Our heads darted around instantly to see who had said this rather random sentence – all we were met with were more blank stares and very toothy grins…they barely blinked…it was unsettling to say the least…so we decided to get back to the swing, and to simply ignore that strange outburst –
“CHEEEZ ND UN-EEEE-UN!”
Huh? Again with that…we were not really sure how a person should respond to this kind of thing…is it an insult? Is it a question? Is it just a strange statement…I mean, how do you answer this? We stared back at them, which forced some; “HUHHH-HUHHH-HUHHH!” guffaw sounds out of them – they clearly thought it was hilarious, I mean…I wanted to get the joke, but I just didn’t understand it at all!

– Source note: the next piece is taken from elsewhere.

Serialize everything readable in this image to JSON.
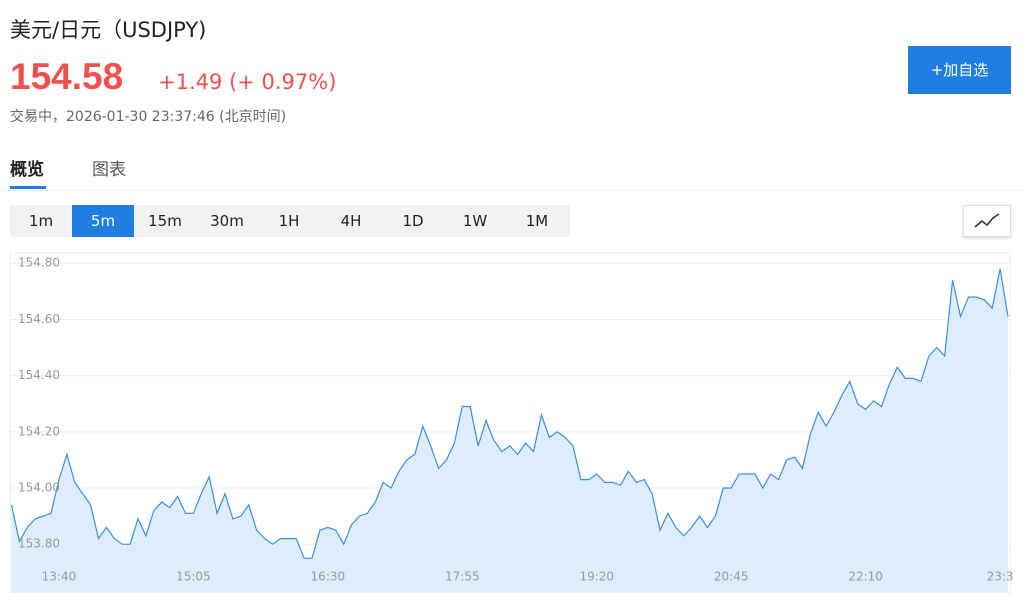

“Sorry, you want some cheese and onion?”
“NOE – YOU ARE CHEEZ AND UN-EEE-UN!”
“YOU ARE CHEEZ AND UN-EEE-UN!”
“Yeah…I don’t…I don’t get what you mean by that, at all.”
“YOU GUYZ ARE CHEE-“
“Yeah, whatever. Let’s get out of here.”
We mutually decided it was best to just leave, for fear that they may skin us alive and use our remains as lampshades, or whatever the people do for recreation around here…I mean, these morons were probably exactly what the fairy tales were attempting to warn us about…it’d be silly if we didn’t listen to the age-old advice…better safe than sorry and all that.

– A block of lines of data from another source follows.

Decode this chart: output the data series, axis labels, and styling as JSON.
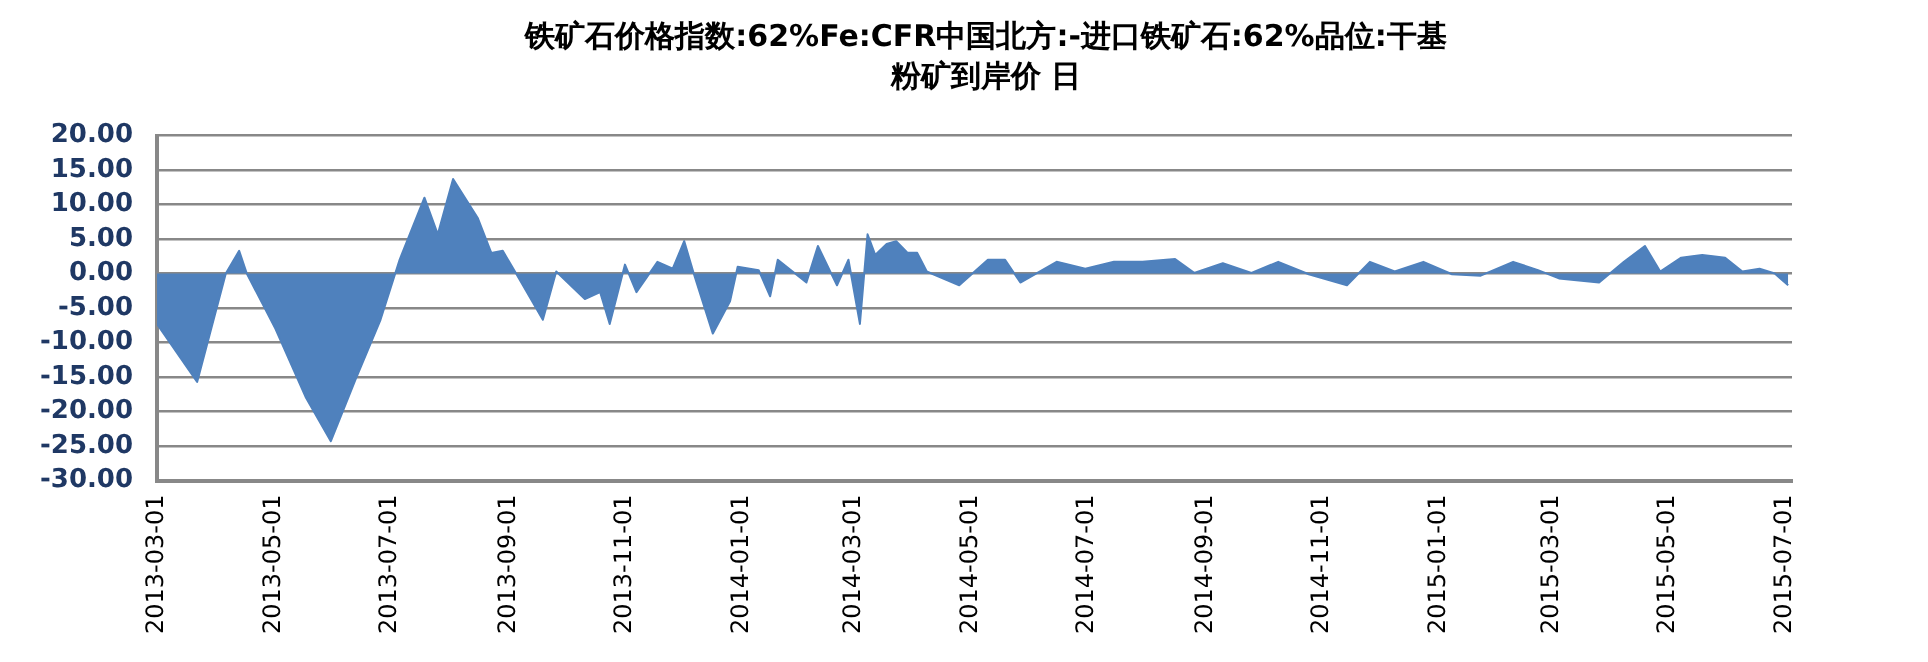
{
  "chart_data": {
    "type": "area",
    "title": "铁矿石价格指数:62%Fe:CFR中国北方:-进口铁矿石:62%品位:干基粉矿到岸价 日",
    "x": [
      "2013-03-01",
      "2013-03-22",
      "2013-04-06",
      "2013-04-13",
      "2013-04-17",
      "2013-05-02",
      "2013-05-18",
      "2013-05-31",
      "2013-06-13",
      "2013-06-26",
      "2013-07-06",
      "2013-07-19",
      "2013-07-26",
      "2013-08-03",
      "2013-08-16",
      "2013-08-23",
      "2013-08-29",
      "2013-09-05",
      "2013-09-19",
      "2013-09-26",
      "2013-10-11",
      "2013-10-19",
      "2013-10-24",
      "2013-11-01",
      "2013-11-07",
      "2013-11-18",
      "2013-11-26",
      "2013-12-02",
      "2013-12-07",
      "2013-12-17",
      "2013-12-26",
      "2013-12-30",
      "2014-01-10",
      "2014-01-16",
      "2014-01-20",
      "2014-02-04",
      "2014-02-10",
      "2014-02-17",
      "2014-02-20",
      "2014-02-26",
      "2014-03-04",
      "2014-03-08",
      "2014-03-12",
      "2014-03-18",
      "2014-03-23",
      "2014-03-29",
      "2014-04-03",
      "2014-04-08",
      "2014-04-25",
      "2014-05-10",
      "2014-05-19",
      "2014-05-27",
      "2014-06-15",
      "2014-06-30",
      "2014-07-15",
      "2014-07-30",
      "2014-08-16",
      "2014-08-26",
      "2014-09-10",
      "2014-09-25",
      "2014-10-09",
      "2014-10-25",
      "2014-11-14",
      "2014-11-26",
      "2014-12-09",
      "2014-12-24",
      "2015-01-08",
      "2015-01-23",
      "2015-02-09",
      "2015-02-22",
      "2015-03-05",
      "2015-03-26",
      "2015-04-08",
      "2015-04-19",
      "2015-04-27",
      "2015-05-08",
      "2015-05-19",
      "2015-05-31",
      "2015-06-09",
      "2015-06-18",
      "2015-06-26",
      "2015-07-03"
    ],
    "series": [
      {
        "color": "#4f81bd",
        "values": [
          -7.3,
          -15.7,
          0,
          3.3,
          0,
          -8,
          -18,
          -24.3,
          -15.3,
          -6.7,
          2,
          11,
          5.7,
          13.7,
          8,
          3,
          3.3,
          0,
          -6.7,
          0.3,
          -3.7,
          -2.7,
          -7.3,
          1.3,
          -2.7,
          1.7,
          0.7,
          4.7,
          0,
          -8.7,
          -4,
          1,
          0.5,
          -3.3,
          2,
          -1.3,
          4,
          0,
          -1.7,
          2,
          -7.3,
          5.7,
          2.7,
          4.3,
          4.7,
          3,
          3,
          0.3,
          -1.7,
          2,
          2,
          -1.3,
          1.7,
          0.7,
          1.7,
          1.7,
          2.1,
          0.1,
          1.5,
          0.1,
          1.7,
          -0.1,
          -1.7,
          1.7,
          0.3,
          1.7,
          -0.1,
          -0.3,
          1.7,
          0.5,
          -0.7,
          -1.3,
          1.7,
          4,
          0.3,
          2.3,
          2.7,
          2.3,
          0.3,
          0.7,
          0,
          -1.7
        ]
      }
    ],
    "xlim": [
      "2013-03-01",
      "2015-07-05"
    ],
    "xticks": [
      "2013-03-01",
      "2013-05-01",
      "2013-07-01",
      "2013-09-01",
      "2013-11-01",
      "2014-01-01",
      "2014-03-01",
      "2014-05-01",
      "2014-07-01",
      "2014-09-01",
      "2014-11-01",
      "2015-01-01",
      "2015-03-01",
      "2015-05-01",
      "2015-07-01"
    ],
    "ylim": [
      -30,
      20
    ],
    "yticks": [
      {
        "value": -30,
        "label": "-30.00"
      },
      {
        "value": -25,
        "label": "-25.00"
      },
      {
        "value": -20,
        "label": "-20.00"
      },
      {
        "value": -15,
        "label": "-15.00"
      },
      {
        "value": -10,
        "label": "-10.00"
      },
      {
        "value": -5,
        "label": "-5.00"
      },
      {
        "value": 0,
        "label": "0.00"
      },
      {
        "value": 5,
        "label": "5.00"
      },
      {
        "value": 10,
        "label": "10.00"
      },
      {
        "value": 15,
        "label": "15.00"
      },
      {
        "value": 20,
        "label": "20.00"
      }
    ],
    "grid": "y",
    "legend": false
  }
}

As soon as we had slipped away out of sight, we were met with another strange character…
“Well hi there, were are you off to then?”

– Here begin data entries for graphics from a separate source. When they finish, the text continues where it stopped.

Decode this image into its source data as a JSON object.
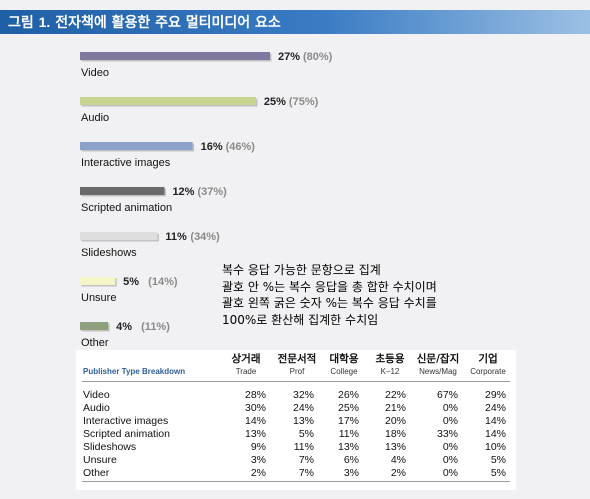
{
  "header": {
    "prefix": "그림 ",
    "number": "1.",
    "title": " 전자책에 활용한 주요 멀티미디어 요소"
  },
  "chart_data": {
    "type": "bar",
    "orientation": "horizontal",
    "categories": [
      "Video",
      "Audio",
      "Interactive images",
      "Scripted animation",
      "Slideshows",
      "Unsure",
      "Other"
    ],
    "values": [
      27,
      25,
      16,
      12,
      11,
      5,
      4
    ],
    "value_labels": [
      "27%",
      "25%",
      "16%",
      "12%",
      "11%",
      "5%",
      "4%"
    ],
    "secondary_labels": [
      "(80%)",
      "(75%)",
      "(46%)",
      "(37%)",
      "(34%)",
      "(14%)",
      "(11%)"
    ],
    "colors": [
      "#7d7a9e",
      "#c7d48f",
      "#8da2c8",
      "#6a6a6a",
      "#dedede",
      "#f5f5c9",
      "#8fa07e"
    ],
    "xlim": [
      0,
      27
    ]
  },
  "note": {
    "lines": [
      "복수 응답 가능한 문항으로 집계",
      "괄호 안 %는 복수 응답을 총 합한 수치이며",
      "괄호 왼쪽 굵은 숫자 %는 복수 응답 수치를",
      "100%로 환산해 집계한 수치임"
    ]
  },
  "breakdown": {
    "title": "Publisher Type Breakdown",
    "korean_headers": [
      "상거래",
      "전문서적",
      "대학용",
      "초등용",
      "신문/잡지",
      "기업"
    ],
    "english_headers": [
      "Trade",
      "Prof",
      "College",
      "K–12",
      "News/Mag",
      "Corporate"
    ],
    "rows": [
      {
        "label": "Video",
        "values": [
          "28%",
          "32%",
          "26%",
          "22%",
          "67%",
          "29%"
        ]
      },
      {
        "label": "Audio",
        "values": [
          "30%",
          "24%",
          "25%",
          "21%",
          "0%",
          "24%"
        ]
      },
      {
        "label": "Interactive images",
        "values": [
          "14%",
          "13%",
          "17%",
          "20%",
          "0%",
          "14%"
        ]
      },
      {
        "label": "Scripted animation",
        "values": [
          "13%",
          "5%",
          "11%",
          "18%",
          "33%",
          "14%"
        ]
      },
      {
        "label": "Slideshows",
        "values": [
          "9%",
          "11%",
          "13%",
          "13%",
          "0%",
          "10%"
        ]
      },
      {
        "label": "Unsure",
        "values": [
          "3%",
          "7%",
          "6%",
          "4%",
          "0%",
          "5%"
        ]
      },
      {
        "label": "Other",
        "values": [
          "2%",
          "7%",
          "3%",
          "2%",
          "0%",
          "5%"
        ]
      }
    ]
  }
}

He was pretty animated for a total stranger (early warning sign!), and we weren’t used to this kind of thing, but whether we liked it or not, this odd little English boy was forcing himself into our private space and attempting to squeeze friendly inane chat from us…
“QUESTION! Duzz…Harry…Potter…LIVE in a CAAAAA-SUL?”
This was a riddle intended to out-fox us, but as die-hard fans it didn’t quite turn out the way he had planned…so to make himself feel better he provided us with riddle after riddle…like some sort of freakish Gollum character…until we made our excuses and left…he promised he’d have more riddles for us tomorrow, OH JOY!
We spent the rest of our stay there in the pool, pretending to be Pokemon characters (water type only of course!), and fighting amongst ourselves for those coveted gym badges. Moral of the story, if there is one, is that everyone is weird in their own way; but at least your close family members are weird in a way you can truly understand and appreciate.
I know I’m lucky to have those four Squirtles, and I’m looking forward to visiting home next month to reunite with them!